小伙儿发现纪川眼睛定定看着自己,愣了两秒,往上扯了扯围巾,后退半步,却撞上人墙,后面的人群把他抵得死死的。
纪川朝他摆手,“过来。”
小伙儿丢下烟屁股,用鞋尖捻灭,挤过前排,围巾包住脸,压低帽檐走上前。
纪川叫他附耳过来,摁住他肩膀,低声道:“跟了一宿还不累?”
小伙儿一惊,肩膀猛地用力去挣!却被死死摁在原地,一动不能动。他难以置信地抬眼看纪川。
“不要质疑任何一名刑警。”纪川压低声音,“刚带头说我在车里的也是你,对吧?”他伸出另一只手,帮小伙儿轻轻掸掉衣领的雪沫,“再说一句我不想听的,我可能会忍不住告诉他们——你根本不是记者。”
惊诧的表情在小伙儿眼中一闪而过,他正了下帽檐轻哼一声,扭头冲出人群。
大家对小伙儿并不感冒,注意力都锁定在纪川身上,“警官,按照你的说法,是掌握了作案工具吗?”
“还是有了嫌疑人线索啊?”
“嗡嗡嗡……”纪川手机忽然震起来。
他看向七嘴八舌的人群,“我说了,不会回答你们任何问题。但希望你们明确一点:清河区没有破不了的命案。”
纪川说完立刻坐回车里掏出手机,“喂?老刘?”
刘哲语气急促,“川儿,你在哪儿?”
纪川只思考了0.1秒,决定掩盖自己不堪的经历,“那个……怎么了?”
“赶紧回来!”
纪川挂断电话,翻出一个号码,开始打字:“帮我查下这两个人的信息……”
***
大小不一的人头,在许默的视线里渐渐模糊,最后,在雪白的后车窗上拖成一条条暗沉的黑线。

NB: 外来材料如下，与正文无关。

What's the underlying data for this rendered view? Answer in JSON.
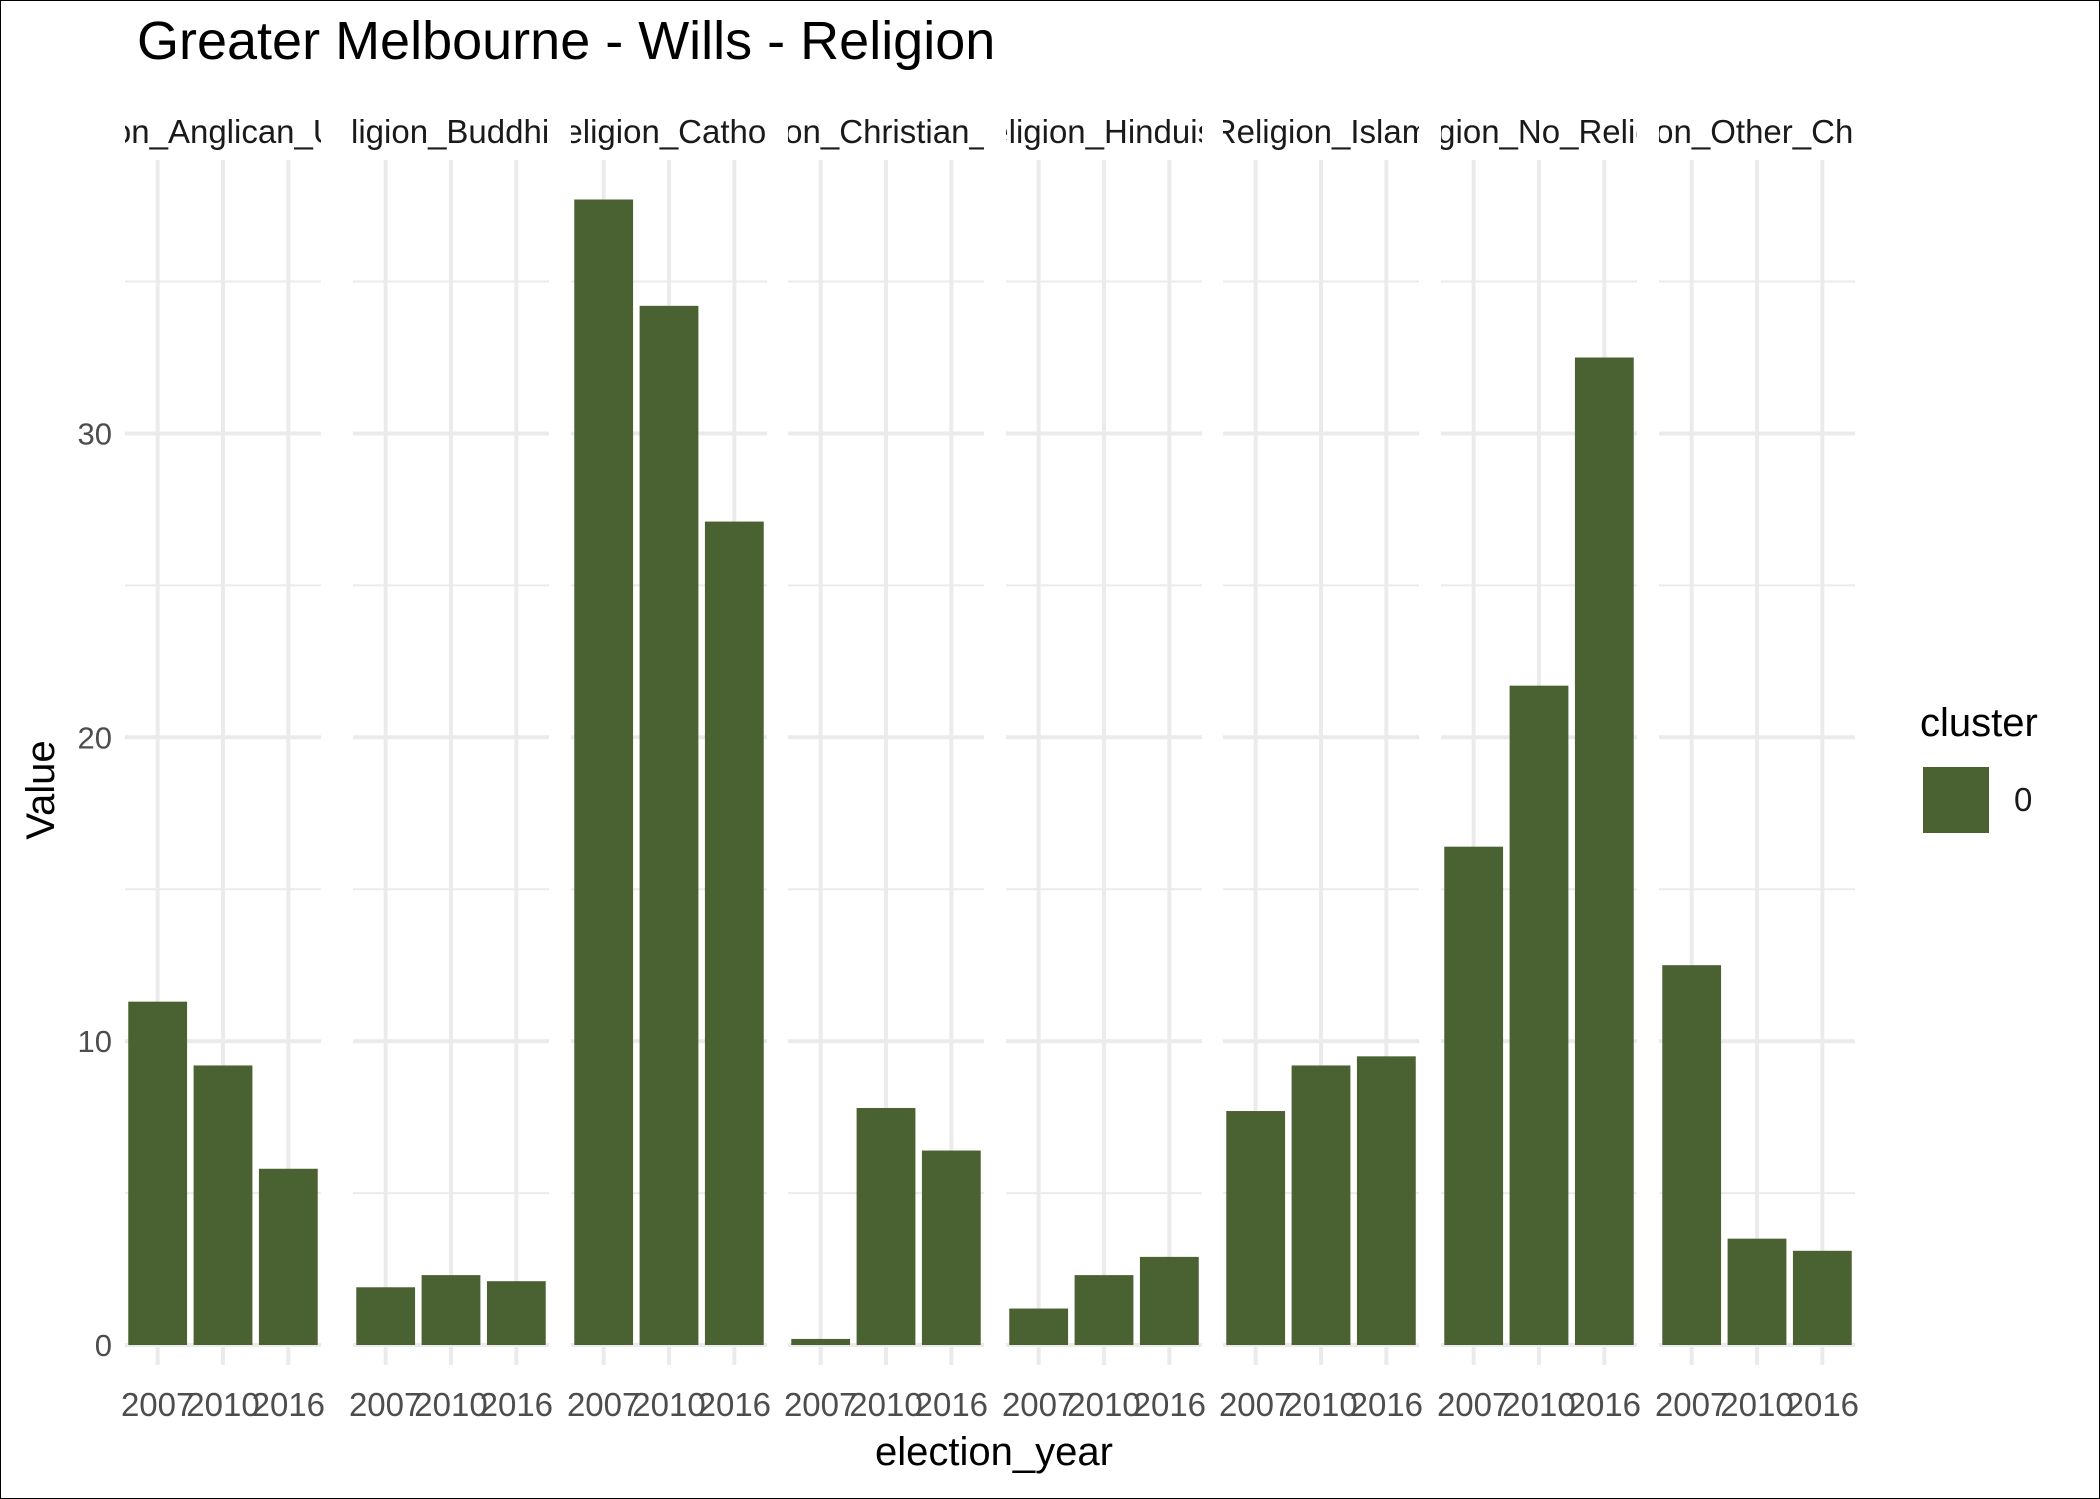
{
  "chart_data": {
    "type": "bar",
    "title": "Greater Melbourne - Wills - Religion",
    "xlabel": "election_year",
    "ylabel": "Value",
    "ylim": [
      0,
      39
    ],
    "y_ticks": [
      0,
      10,
      20,
      30
    ],
    "x": [
      "2007",
      "2010",
      "2016"
    ],
    "x_tick_labels": [
      "2007",
      "2010",
      "2016"
    ],
    "grid": true,
    "facets": [
      {
        "strip_label": "Religion_Anglican_Uniting",
        "values": [
          11.3,
          9.2,
          5.8
        ]
      },
      {
        "strip_label": "Religion_Buddhism",
        "values": [
          1.9,
          2.3,
          2.1
        ]
      },
      {
        "strip_label": "Religion_Catholic",
        "values": [
          37.7,
          34.2,
          27.1
        ]
      },
      {
        "strip_label": "Religion_Christian_Other",
        "values": [
          0.2,
          7.8,
          6.4
        ]
      },
      {
        "strip_label": "Religion_Hinduism",
        "values": [
          1.2,
          2.3,
          2.9
        ]
      },
      {
        "strip_label": "Religion_Islam",
        "values": [
          7.7,
          9.2,
          9.5
        ]
      },
      {
        "strip_label": "Religion_No_Religion",
        "values": [
          16.4,
          21.7,
          32.5
        ]
      },
      {
        "strip_label": "Religion_Other_Christian",
        "values": [
          12.5,
          3.5,
          3.1
        ]
      }
    ],
    "legend": {
      "title": "cluster",
      "position": "right",
      "entries": [
        {
          "label": "0",
          "color": "#4a6132"
        }
      ]
    }
  }
}
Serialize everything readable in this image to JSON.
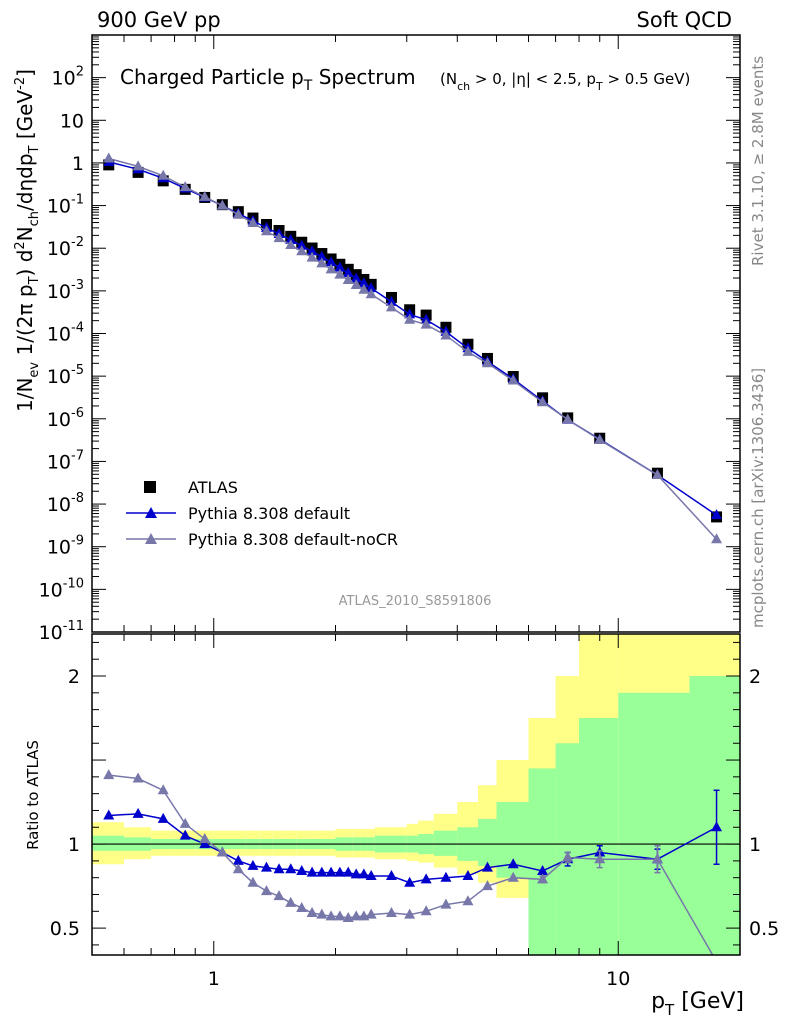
{
  "header": {
    "left": "900 GeV pp",
    "right": "Soft QCD"
  },
  "side_labels": {
    "rivet": "Rivet 3.1.10, ≥ 2.8M events",
    "mcplots": "mcplots.cern.ch [arXiv:1306.3436]"
  },
  "analysis_id": "ATLAS_2010_S8591806",
  "colors": {
    "data": "#000000",
    "default": "#0000cc",
    "nocr": "#7777aa",
    "band_inner": "#99ff99",
    "band_outer": "#ffff88"
  },
  "chart_data": [
    {
      "type": "line",
      "panel": "main",
      "title": "Charged Particle p_T Spectrum",
      "title_cuts": "(N_ch > 0, |η| < 2.5, p_T > 0.5 GeV)",
      "ylabel": "1/N_ev 1/(2π p_T) d²N_ch/dηdp_T [GeV^-2]",
      "xlabel": "p_T [GeV]",
      "x_scale": "log",
      "y_scale": "log",
      "xlim": [
        0.5,
        20
      ],
      "ylim": [
        1e-11,
        1000
      ],
      "y_ticks": [
        "10^-11",
        "10^-10",
        "10^-9",
        "10^-8",
        "10^-7",
        "10^-6",
        "10^-5",
        "10^-4",
        "10^-3",
        "10^-2",
        "10^-1",
        "1",
        "10",
        "10^2"
      ],
      "legend_position": "bottom-left",
      "legend": [
        "ATLAS",
        "Pythia 8.308 default",
        "Pythia 8.308 default-noCR"
      ],
      "x": [
        0.55,
        0.65,
        0.75,
        0.85,
        0.95,
        1.05,
        1.15,
        1.25,
        1.35,
        1.45,
        1.55,
        1.65,
        1.75,
        1.85,
        1.95,
        2.05,
        2.15,
        2.25,
        2.35,
        2.45,
        2.75,
        3.05,
        3.35,
        3.75,
        4.25,
        4.75,
        5.5,
        6.5,
        7.5,
        9.0,
        12.5,
        17.5
      ],
      "series": [
        {
          "name": "ATLAS",
          "values": [
            0.9,
            0.6,
            0.38,
            0.24,
            0.155,
            0.105,
            0.072,
            0.051,
            0.036,
            0.026,
            0.019,
            0.0138,
            0.0101,
            0.0075,
            0.0056,
            0.0042,
            0.0032,
            0.0024,
            0.00185,
            0.00142,
            0.0007,
            0.00036,
            0.00027,
            0.00014,
            5.6e-05,
            2.6e-05,
            9.8e-06,
            3.1e-06,
            1.05e-06,
            3.5e-07,
            5.3e-08,
            5e-09
          ]
        },
        {
          "name": "Pythia 8.308 default",
          "values": [
            1.06,
            0.71,
            0.436,
            0.252,
            0.155,
            0.1,
            0.065,
            0.044,
            0.03,
            0.0216,
            0.0156,
            0.0114,
            0.0085,
            0.0063,
            0.0047,
            0.0035,
            0.0026,
            0.00195,
            0.0015,
            0.00116,
            0.00055,
            0.00028,
            0.00021,
            0.00011,
            4.5e-05,
            2.2e-05,
            8.6e-06,
            2.6e-06,
            9.5e-07,
            3.3e-07,
            4.8e-08,
            5.5e-09
          ]
        },
        {
          "name": "Pythia 8.308 default-noCR",
          "values": [
            1.27,
            0.83,
            0.5,
            0.27,
            0.16,
            0.1,
            0.061,
            0.039,
            0.025,
            0.0172,
            0.0119,
            0.0085,
            0.006,
            0.0044,
            0.0032,
            0.0024,
            0.0018,
            0.00137,
            0.00106,
            0.00083,
            0.00041,
            0.00021,
            0.000162,
            9e-05,
            3.7e-05,
            2e-05,
            7.9e-06,
            2.45e-06,
            9.6e-07,
            3.2e-07,
            4.8e-08,
            1.5e-09
          ]
        }
      ]
    },
    {
      "type": "line",
      "panel": "ratio",
      "ylabel": "Ratio to ATLAS",
      "xlabel": "p_T [GeV]",
      "x_scale": "log",
      "xlim": [
        0.5,
        20
      ],
      "ylim": [
        0.34,
        2.25
      ],
      "y_ticks": [
        0.5,
        1,
        2
      ],
      "x_tick_labels": [
        1,
        10
      ],
      "x": [
        0.55,
        0.65,
        0.75,
        0.85,
        0.95,
        1.05,
        1.15,
        1.25,
        1.35,
        1.45,
        1.55,
        1.65,
        1.75,
        1.85,
        1.95,
        2.05,
        2.15,
        2.25,
        2.35,
        2.45,
        2.75,
        3.05,
        3.35,
        3.75,
        4.25,
        4.75,
        5.5,
        6.5,
        7.5,
        9.0,
        12.5,
        17.5
      ],
      "series": [
        {
          "name": "Pythia 8.308 default",
          "values": [
            1.17,
            1.18,
            1.15,
            1.05,
            1.0,
            0.95,
            0.9,
            0.87,
            0.86,
            0.85,
            0.85,
            0.84,
            0.83,
            0.83,
            0.83,
            0.83,
            0.83,
            0.82,
            0.82,
            0.81,
            0.81,
            0.77,
            0.79,
            0.8,
            0.81,
            0.86,
            0.88,
            0.84,
            0.91,
            0.95,
            0.91,
            1.1
          ],
          "errors": [
            0.0,
            0.0,
            0.0,
            0.0,
            0.0,
            0.0,
            0.0,
            0.0,
            0.0,
            0.0,
            0.0,
            0.0,
            0.0,
            0.0,
            0.0,
            0.0,
            0.0,
            0.0,
            0.0,
            0.0,
            0.0,
            0.0,
            0.0,
            0.0,
            0.0,
            0.0,
            0.0,
            0.0,
            0.04,
            0.04,
            0.06,
            0.22
          ]
        },
        {
          "name": "Pythia 8.308 default-noCR",
          "values": [
            1.41,
            1.39,
            1.32,
            1.12,
            1.03,
            0.95,
            0.85,
            0.77,
            0.72,
            0.69,
            0.65,
            0.62,
            0.59,
            0.58,
            0.57,
            0.57,
            0.56,
            0.57,
            0.57,
            0.58,
            0.59,
            0.58,
            0.6,
            0.64,
            0.66,
            0.75,
            0.8,
            0.79,
            0.92,
            0.91,
            0.91,
            0.3
          ],
          "errors": [
            0.0,
            0.0,
            0.0,
            0.0,
            0.0,
            0.0,
            0.0,
            0.0,
            0.0,
            0.0,
            0.0,
            0.0,
            0.0,
            0.0,
            0.0,
            0.0,
            0.0,
            0.0,
            0.0,
            0.0,
            0.0,
            0.0,
            0.0,
            0.0,
            0.0,
            0.0,
            0.0,
            0.02,
            0.03,
            0.05,
            0.08,
            0.0
          ]
        }
      ],
      "uncertainty_bands": {
        "edges": [
          0.5,
          0.6,
          0.7,
          0.8,
          0.9,
          1.0,
          1.1,
          1.2,
          1.3,
          1.4,
          1.5,
          1.6,
          1.7,
          1.8,
          1.9,
          2.0,
          2.1,
          2.2,
          2.3,
          2.4,
          2.5,
          3.0,
          3.2,
          3.5,
          4.0,
          4.5,
          5.0,
          6.0,
          7.0,
          8.0,
          10.0,
          15.0,
          20.0
        ],
        "inner_lo": [
          0.96,
          0.96,
          0.97,
          0.97,
          0.97,
          0.97,
          0.97,
          0.97,
          0.97,
          0.97,
          0.97,
          0.97,
          0.97,
          0.97,
          0.97,
          0.96,
          0.96,
          0.96,
          0.96,
          0.96,
          0.95,
          0.95,
          0.94,
          0.93,
          0.9,
          0.87,
          0.8,
          0.3,
          0.3,
          0.3,
          0.3,
          0.3
        ],
        "inner_hi": [
          1.05,
          1.04,
          1.03,
          1.03,
          1.03,
          1.03,
          1.03,
          1.03,
          1.03,
          1.03,
          1.03,
          1.03,
          1.03,
          1.03,
          1.03,
          1.04,
          1.04,
          1.04,
          1.04,
          1.04,
          1.05,
          1.05,
          1.06,
          1.08,
          1.1,
          1.15,
          1.25,
          1.45,
          1.6,
          1.75,
          1.9,
          2.0
        ],
        "outer_lo": [
          0.88,
          0.91,
          0.93,
          0.93,
          0.93,
          0.93,
          0.93,
          0.93,
          0.93,
          0.93,
          0.93,
          0.93,
          0.93,
          0.93,
          0.93,
          0.92,
          0.92,
          0.92,
          0.92,
          0.92,
          0.91,
          0.9,
          0.89,
          0.86,
          0.82,
          0.77,
          0.68,
          0.3,
          0.3,
          0.3,
          0.3,
          0.3
        ],
        "outer_hi": [
          1.13,
          1.1,
          1.08,
          1.08,
          1.08,
          1.08,
          1.08,
          1.08,
          1.08,
          1.08,
          1.08,
          1.08,
          1.08,
          1.08,
          1.08,
          1.09,
          1.09,
          1.09,
          1.09,
          1.09,
          1.1,
          1.12,
          1.14,
          1.18,
          1.25,
          1.35,
          1.5,
          1.75,
          2.0,
          2.3,
          2.3,
          2.3
        ]
      }
    }
  ]
}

“那个林笑恐怕以后没法在大报社待了。都是同事,小丫头,你这手段没必要这么恶毒吧!”柯红仰靠在后排座椅上,仍旧拿出一个没有标识的小瓶一饮而尽。
许默想了想林笑给人的印象,自来熟,有时心细入微,偶尔真诚甜美;关键时刻,可以撒娇,能坐大腿。本来确实没有必要,但人有时就是不能犯错,尤其那种致命的错误。
柯红对着化妆镜开始补妆,“事儿帮你办完了,前面左转,给我送到青林大街36号的咖啡厅。”
许默摁灭兜里嗡嗡的手机,懒得搭理柯红的阴阳怪气和假装失忆,一打轮拐上了二环高架桥。
“你要去哪儿?”口红一下滑出唇线,柯红秀眉倒立。
这次许默答得很爽快,“兑现你的承诺。”
柯红斜睨着许默,“什么承诺?你还当真了!你说的什么东西,我没有!有也不可能给你!”
许默看着前方,全速行进,全做没听到。
哪知后脖颈突然被死死抓住,锋利的指甲陷入皮肤,钝痛钻心,“许默,你有病吧?当我不知道?清河二中的事件根本不是什么林笑采的,跟现场的一直是你!今天你非要反咬一口,让我承诺重新调查,到底想干什么?你怎么就那么跟我过不去!”
许默没动,柯红却毫不手软,仿佛要将一早上的怒气全部发泄出来。颈部的疼痛一下重似一下,反胃的感觉陡然袭来,她浑身打了个寒颤,用力握紧方向盘,踩下油门。
“看来柯主任对清河二中的事了如指掌。那我想听听调查这件事是怎么跟你过不去的?”许默冷淡压抑的声线夹杂在陡然增大的发动机噪音里,奥迪跟脱缰的野马一样在飘着雪沫儿的湿滑路面飞驰起来。
路边的景致渐渐失去原有的形状,被飞速挤压到身后。路面变窄,车头右摆,快速驶向盘山道。
柯红被惯性力狠摔到座椅上,怒气中带着颤音,“许默!你疯了!慢点儿!”
呕吐的感觉在胃里翻腾,恰到弯道,许默难耐地干呕了一下,脚底下意识带住刹车,车尾霎时横漂出去。柯红来不及扶稳,一下被甩到座椅另一侧,脑袋“砰”的撞上车窗。
车身擦着隔离带的金属护栏发出刺耳尖叫!
“啊!”柯红抓起电话,慌忙摁下快捷键,“你再不来我快死了!”
许默瞥了眼车载地图,蛇形弯道还剩300米。她给足油门,再带刹车!车尾猛然朝另一边摆去,保险杠“砰”地撞上隔离带,车身沿着冰雪路面,不受控制地疾速漂移出去。金属护栏顿时火花四起!